Paramount Home Video
Cast: Ben Affleck, Uma Thurman, Aaron Eckhart
Extras: Commentary Tracks, Deleted Scenes, Featurettes
The notoriety surrounding infamous Hong Kong director John Woo has dies down a little, as the filmmaker has noticeably slowed down his output. While still very active as a producer of movies, he takes the director's seat much more infrequently than before. While already 6 years old, "Paycheck" was, in fact, the last of his Hollywood films so far. Paramount Home Entertainment has now prepared a Blu-Ray version of the movie starring Ben Affleck in the lead, and I was eager to revisit the movie.
In this thriller gunplay has taken the backseat a bit – but only a bit, really – and made room for a more facetted plot with deeper characters. Based on a short story by Philip Dick – who also wrote the short story for 'Minority Report' – 'Paycheck' is the slightly futuristic story in which a brilliant engineer (Ben Affleck) is essentially selling his skills to companies by the month to work on highly classified projects. To avoid corporate theft, by the end of each project his memory is erased to make sure nothing is being disclosed, and he is picking up a big fat paycheck. After doing the biggest job in his career however, something odd is going on. Not only is his payday worthless – supposedly devalued upon his own request, which of course, he can't remember – but what's more is that suddenly the FBI is hot on his heels. Certain people actually try to kill him!
A race ensues as Michael Jennings is trying to figure out what exactly it is that he has been working on for the past three years. His only help comes from an envelope with strange items he has never seen before…
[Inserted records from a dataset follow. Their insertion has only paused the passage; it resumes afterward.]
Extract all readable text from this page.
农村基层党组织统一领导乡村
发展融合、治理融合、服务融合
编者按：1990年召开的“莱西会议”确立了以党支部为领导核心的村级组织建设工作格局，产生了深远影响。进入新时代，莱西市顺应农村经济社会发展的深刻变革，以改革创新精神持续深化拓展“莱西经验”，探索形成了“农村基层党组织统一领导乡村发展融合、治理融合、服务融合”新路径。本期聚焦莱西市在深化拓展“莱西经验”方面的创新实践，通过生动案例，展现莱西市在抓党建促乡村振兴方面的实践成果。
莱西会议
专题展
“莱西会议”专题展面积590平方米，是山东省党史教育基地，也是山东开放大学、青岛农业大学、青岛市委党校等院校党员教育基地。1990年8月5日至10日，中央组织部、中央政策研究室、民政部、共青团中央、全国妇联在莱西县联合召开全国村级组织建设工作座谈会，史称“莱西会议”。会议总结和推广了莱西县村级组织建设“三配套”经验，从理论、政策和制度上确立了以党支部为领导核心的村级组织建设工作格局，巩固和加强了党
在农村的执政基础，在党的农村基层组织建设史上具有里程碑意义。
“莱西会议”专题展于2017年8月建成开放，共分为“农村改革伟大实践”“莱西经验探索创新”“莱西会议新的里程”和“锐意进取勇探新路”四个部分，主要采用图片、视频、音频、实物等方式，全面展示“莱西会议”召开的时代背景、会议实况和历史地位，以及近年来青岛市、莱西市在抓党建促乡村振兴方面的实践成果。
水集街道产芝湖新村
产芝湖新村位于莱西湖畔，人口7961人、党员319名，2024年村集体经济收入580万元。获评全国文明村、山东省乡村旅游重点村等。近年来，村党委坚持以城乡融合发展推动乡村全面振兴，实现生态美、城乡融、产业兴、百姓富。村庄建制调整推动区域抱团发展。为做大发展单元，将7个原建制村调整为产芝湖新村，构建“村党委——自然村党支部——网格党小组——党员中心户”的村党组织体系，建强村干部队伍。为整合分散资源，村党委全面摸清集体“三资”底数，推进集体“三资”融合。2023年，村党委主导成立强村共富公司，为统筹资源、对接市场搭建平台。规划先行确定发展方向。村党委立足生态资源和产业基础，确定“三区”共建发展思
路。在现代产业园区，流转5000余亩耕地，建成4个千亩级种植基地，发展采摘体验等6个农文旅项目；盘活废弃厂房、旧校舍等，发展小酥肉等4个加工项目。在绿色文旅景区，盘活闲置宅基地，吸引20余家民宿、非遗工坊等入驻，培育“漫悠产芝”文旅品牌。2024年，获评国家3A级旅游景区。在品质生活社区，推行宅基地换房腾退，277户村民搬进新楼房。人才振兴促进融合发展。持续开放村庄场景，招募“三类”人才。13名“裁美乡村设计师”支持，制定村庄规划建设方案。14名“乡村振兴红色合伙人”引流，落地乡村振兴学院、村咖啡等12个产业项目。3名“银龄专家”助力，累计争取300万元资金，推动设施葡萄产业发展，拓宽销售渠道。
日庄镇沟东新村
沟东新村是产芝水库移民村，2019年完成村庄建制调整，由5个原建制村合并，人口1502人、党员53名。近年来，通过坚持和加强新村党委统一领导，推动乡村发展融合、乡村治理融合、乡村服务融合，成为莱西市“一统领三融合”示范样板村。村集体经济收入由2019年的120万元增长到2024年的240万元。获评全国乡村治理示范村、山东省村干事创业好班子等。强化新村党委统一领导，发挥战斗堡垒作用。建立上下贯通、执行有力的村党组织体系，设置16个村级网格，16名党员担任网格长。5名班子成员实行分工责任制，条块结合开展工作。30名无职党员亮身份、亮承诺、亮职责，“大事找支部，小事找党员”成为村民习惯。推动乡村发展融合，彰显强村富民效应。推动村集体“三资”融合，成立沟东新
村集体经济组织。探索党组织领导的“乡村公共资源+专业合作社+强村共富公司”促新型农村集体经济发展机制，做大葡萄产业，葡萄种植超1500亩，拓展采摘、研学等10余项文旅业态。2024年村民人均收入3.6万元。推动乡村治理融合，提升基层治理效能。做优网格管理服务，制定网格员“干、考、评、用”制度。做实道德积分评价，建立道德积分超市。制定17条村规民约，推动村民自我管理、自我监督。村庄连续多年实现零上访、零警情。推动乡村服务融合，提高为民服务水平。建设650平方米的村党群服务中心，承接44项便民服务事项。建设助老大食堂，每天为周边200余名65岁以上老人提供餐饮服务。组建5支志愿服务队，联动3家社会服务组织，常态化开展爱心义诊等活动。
Paramount Home Entertainment is launching 'Paycheck' onto Blu-Ray every bit as impressively as they did on DVD. Here we have a 1080p high definition transfer that is making the best of both the movie and the format itself. Incredibly detailed, the transfer revels in its high definition and renders an image that is stunning to behold. The sharp edges and overall look of the film has a wonderful presence that make you forget you are actually watching a video transfer. The transfer itself is free of any blemishes and defects that could possibly distract from the experience and with its bold color reproduction, the movie ignites the screen at times, or bathes it in cool blues to underscore the emotional isolation of our characters. The deep black levels firmly root the image and give it notable depth, while making sure to render shadows with the proper detail they deserve.
A powerful Dolby Digital TrueHD audio track that is an exact reproduction of the original master audio track, is included on this release, giving your home theater a nice work out. With an incredibly active sound stage, the track bombards viewers from all directions, making full use of the discrete surround channels. In addition, the track has a bass extension that makes quite the statement at times. Coupled with crystal clear high ends and dialogues that are perfectly integrated, "Paycheck" offers up a super dynamic audio experience that has John Woo written all over it.
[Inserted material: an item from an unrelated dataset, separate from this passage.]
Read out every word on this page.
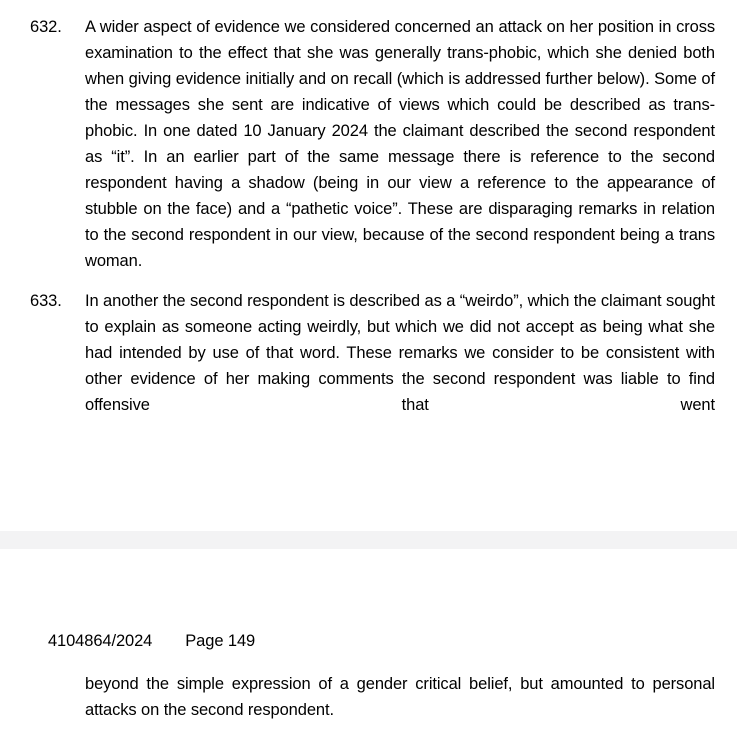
632.	A wider aspect of evidence we considered concerned an attack on her position in cross examination to the effect that she was generally trans-phobic, which she denied both when giving evidence initially and on recall (which is addressed further below). Some of the messages she sent are indicative of views which could be described as trans-phobic. In one dated 10 January 2024 the claimant described the second respondent as “it”. In an earlier part of the same message there is reference to the second respondent having a shadow (being in our view a reference to the appearance of stubble on the face) and a “pathetic voice”. These are disparaging remarks in relation to the second respondent in our view, because of the second respondent being a trans woman.
633.	In another the second respondent is described as a “weirdo”, which the claimant sought to explain as someone acting weirdly, but which we did not accept as being what she had intended by use of that word. These remarks we consider to be consistent with other evidence of her making comments the second respondent was liable to find offensive that went

4104864/2024 Page 149

beyond the simple expression of a gender critical belief, but amounted to personal attacks on the second respondent.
The extras from the previous DVD version have all been brought over onto this release, including the commentary track by director John Woo. It is insightful and informative, shedding light on many production aspects of the film. Woo is, as always, very candid about the way he works, how he achieves certain effects and why he decides to do things a certain way. Woo fans undoubtedly want to check out this commentary to get the full scoop. Also included on the release is the commentary track by writer Dean Georgaris which is informative, but nonetheless much less intriguing than Woo's comments.
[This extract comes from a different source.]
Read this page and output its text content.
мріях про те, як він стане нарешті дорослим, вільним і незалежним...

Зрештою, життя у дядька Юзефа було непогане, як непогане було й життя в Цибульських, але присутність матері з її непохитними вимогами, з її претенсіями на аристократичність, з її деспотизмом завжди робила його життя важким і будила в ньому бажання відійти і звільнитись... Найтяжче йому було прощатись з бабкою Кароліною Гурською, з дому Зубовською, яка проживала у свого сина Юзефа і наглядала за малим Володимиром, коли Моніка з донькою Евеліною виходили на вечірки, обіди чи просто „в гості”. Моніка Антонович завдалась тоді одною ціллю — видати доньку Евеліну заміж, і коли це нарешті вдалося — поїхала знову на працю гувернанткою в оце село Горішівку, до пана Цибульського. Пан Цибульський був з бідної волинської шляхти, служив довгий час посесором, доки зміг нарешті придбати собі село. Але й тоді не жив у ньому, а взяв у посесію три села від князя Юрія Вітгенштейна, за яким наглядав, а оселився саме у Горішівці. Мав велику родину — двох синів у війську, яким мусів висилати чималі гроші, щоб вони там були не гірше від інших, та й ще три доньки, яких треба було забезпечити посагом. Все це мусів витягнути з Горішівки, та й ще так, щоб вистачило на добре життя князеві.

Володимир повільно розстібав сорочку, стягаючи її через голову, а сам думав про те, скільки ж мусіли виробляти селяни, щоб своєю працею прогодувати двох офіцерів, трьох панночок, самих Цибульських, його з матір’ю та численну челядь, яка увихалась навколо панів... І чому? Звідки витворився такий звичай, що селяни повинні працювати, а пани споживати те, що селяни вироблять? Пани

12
You will also find the featurettes "Paycheck: Designing The Future" as well as "Tempting Fate" on the release, both of which have been part of the DVD release, as well as the deleted scenes.
'Paycheck' is a gripping tale and the way it is told gives the viewer a nice way to 'guess along' while the events unfold. There are a few twists here and there but overall the film is not entirely full of surprises and the ending, while gratifying is also not exactly a plot twist. Still, 'Paycheck' is an action-filled guy-on-the-run roller-coaster with John Woo's signature written all over, and that alone makes it well worth a viewing.